UNC: NCAA found no current violations
By Nicole Auerbach, USA TODAY
According to the school, the NCAA has found that the University of North Carolina did not break any rules in regards to the academic scandal that found no-show classes, altered grades and forged signatures in courses offered by the Department of African and Afro-American Studies (AFAM).
UNC put out this release Friday morning (our emphasis added):
The University first notified the NCAA that it had identified potential academic issues involving student-athletes in African and Afro-American Studies courses on August 24, 2011. We asked the NCAA to join us in our investigation of these issues, and they agreed to do that. A member of the NCAA enforcement staff traveled to Chapel Hill several times in the fall of 2011 and participated throughout the investigation.

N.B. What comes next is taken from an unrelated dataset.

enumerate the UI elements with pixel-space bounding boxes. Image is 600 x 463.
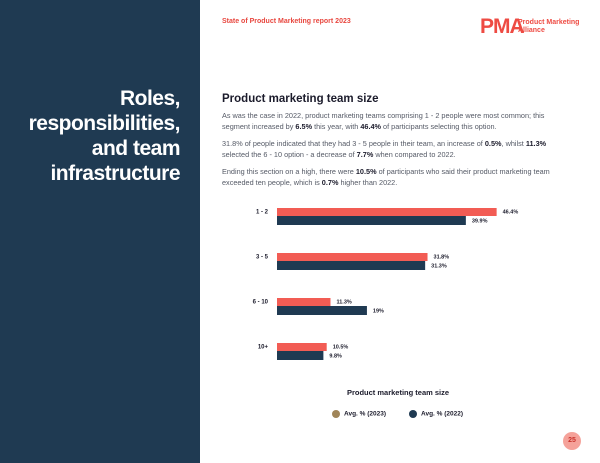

With the NCAA enforcement staff, our internal working group of University Counsel Leslie Strohm, Senior Associate Dean Jonathan Hartlyn, and former faculty athletics representative Jack Evans interviewed faculty and staff in the Department of African and Afro-American Studies, academic support counselors, and student-athletes who had taken multiple courses in the department.

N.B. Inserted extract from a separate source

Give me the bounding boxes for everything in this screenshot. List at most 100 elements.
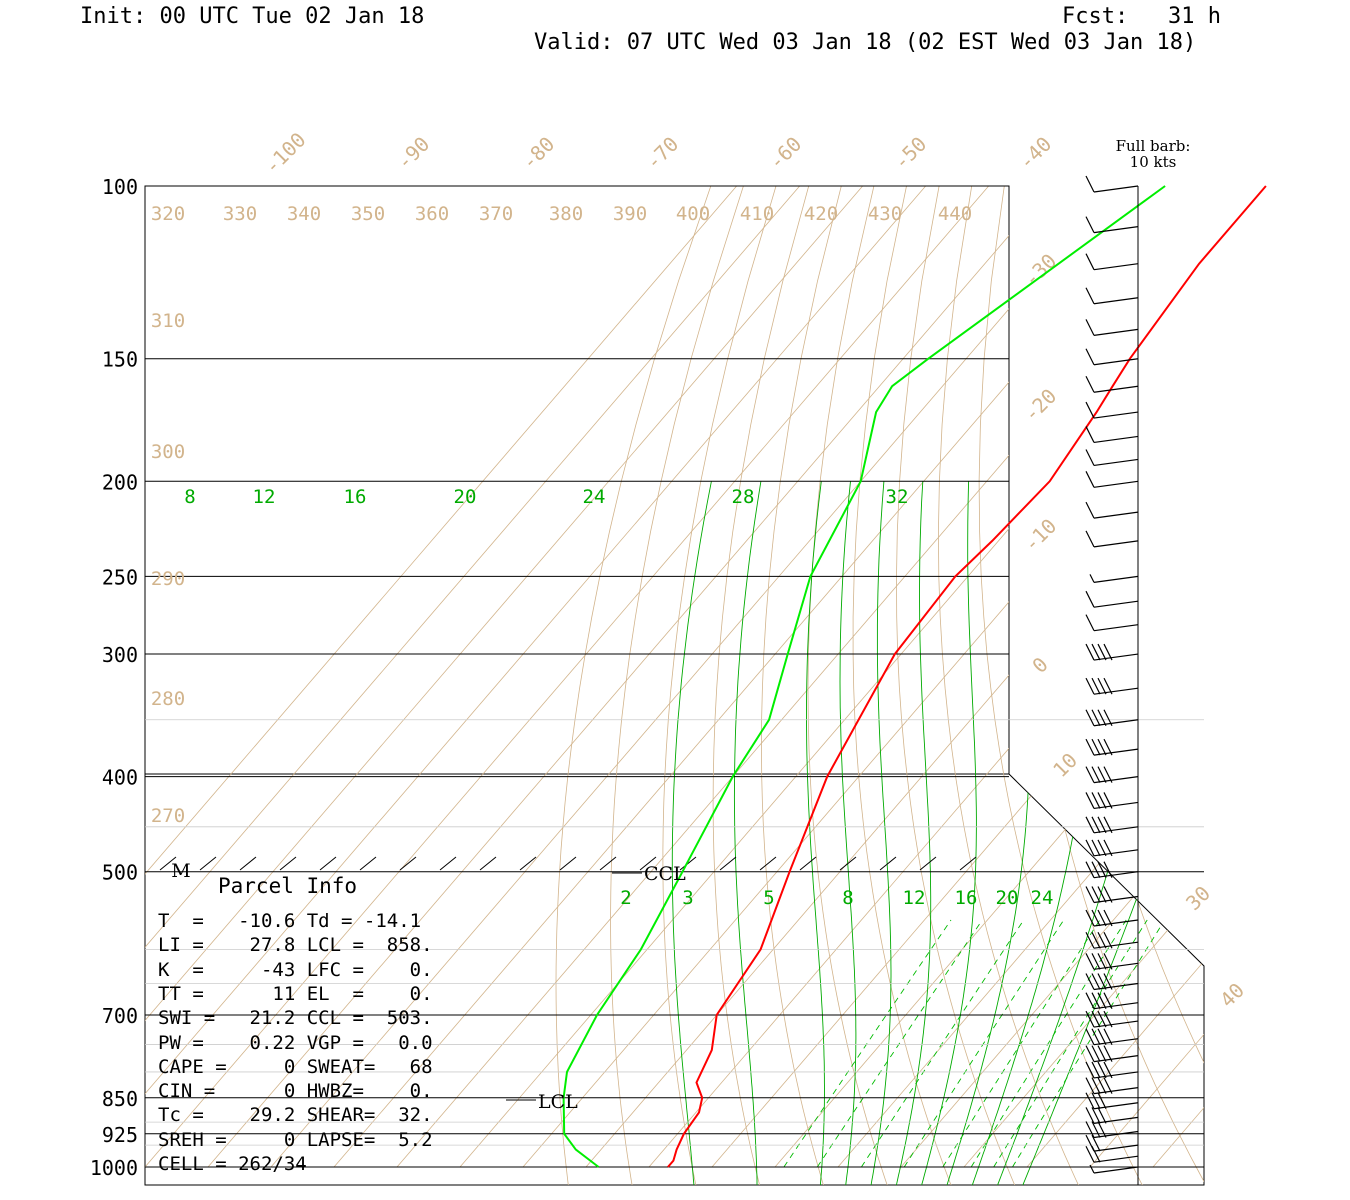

Based on the joint review, UNC and the NCAA staff concluded there were no violations of current NCAA rules or student-athlete eligibility issues related to courses in African and Afro-American Studies. As a result, the NCAA did not add any allegations or include this issue during the University’s appearance in October 2011 before the Committee on Infractions.
College of Arts and Sciences Dean Karen Gil subsequently commissioned a review of courses in African and Afro-American Studies. In May, the University publicly issued that report and provided it to the NCAA.
On Aug. 23, 2012, University Counsel Leslie Strohm and Senior Associate Dean Jonathan Hartlyn provided an update to the enforcement staff. The NCAA staff reaffirmed to University officials that no NCAA rules appeared to have been broken.
University officials will continue to keep the NCAA informed as developments warrant.